Even if the marchers help move the Freedom of Choice Act to passage, it's not likely the Congress could override the expected veto by President Bush.
The marchers may have to settle for Sunday's euphoria, more political controversy and little else.
But in retrospect, even the euphoria may come to seem misplaced. There is a melancholy irony in the efforts of the women who leafleted so long and placarded so persistently and marched so far.
Eventually, it must seem sad to at least a few of them that the primary goal of many feminist groups for the last few decades has been to secure for women the legal right to kill their unborn children.
Put aside for now the moral and emotional controversy over terminating a pregnancy. Forget for the moment the critical question of when life begins. Ignore the public-relations triumphs in the contending labels of ''pro-life'' and ''pro-choice.'' Strip away the political agendas and the power plays.
What's left is the fact that what millions of women see as their primary political goal is abortion -- demeaning, uncomfortable, emotionally loaded surgery that destroys a beginning human life, however conveniently it is defined. It's a nasty price men don't have to pay for their sex lives. And it's not a burden women should accept -- let alone demand as their right.
Of course women must have control over their reproductive lives. Women can't have careers, make progress on jobs, limit their financial dependence on men or use their intellectual abilities to the fullest if they are constantly pregnant. The enormous progress in women's lives in the last 70 years would not have been possible if earlier child-bearing rates and burdens had not changed.
Family planning is essential for individuals. It is also critical for a nation that has doubled in population in a little more than half a century and for a world whose resources are increasingly strained by billions of people.
What's wrong is that women have focused on abortion as a major means to a necessary goal. They weren't marching for more funding for birth-control research. Or free contraceptives for poor and low-income women. Or changes in laws that would encourage pharmaceutical companies to develop more effective and reliable birth-control products.

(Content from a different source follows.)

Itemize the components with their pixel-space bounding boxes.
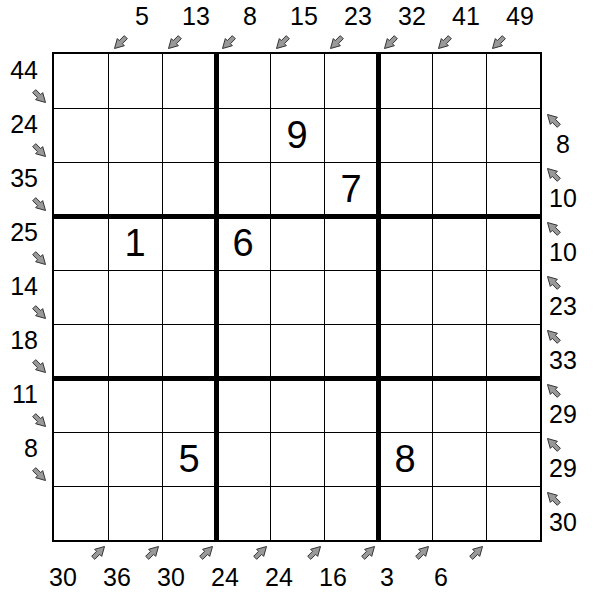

The women weren't energizing themselves to try to change the sexual climate that puts millions of women at risk of unwanted pregnancy every year. They weren't demanding that men take equal responsibility for sexual activity and its consequences. They weren't mourning the fact that every year about 1.6 million women feel they must undergo abortion.
They simply were demanding -- proudly and enthusiastically -- the right to keep killing their unborn children. That is not equality. It is not progress for women. And it is deathly sad.
Joan Beck is a columnist for the Chicago Tribune.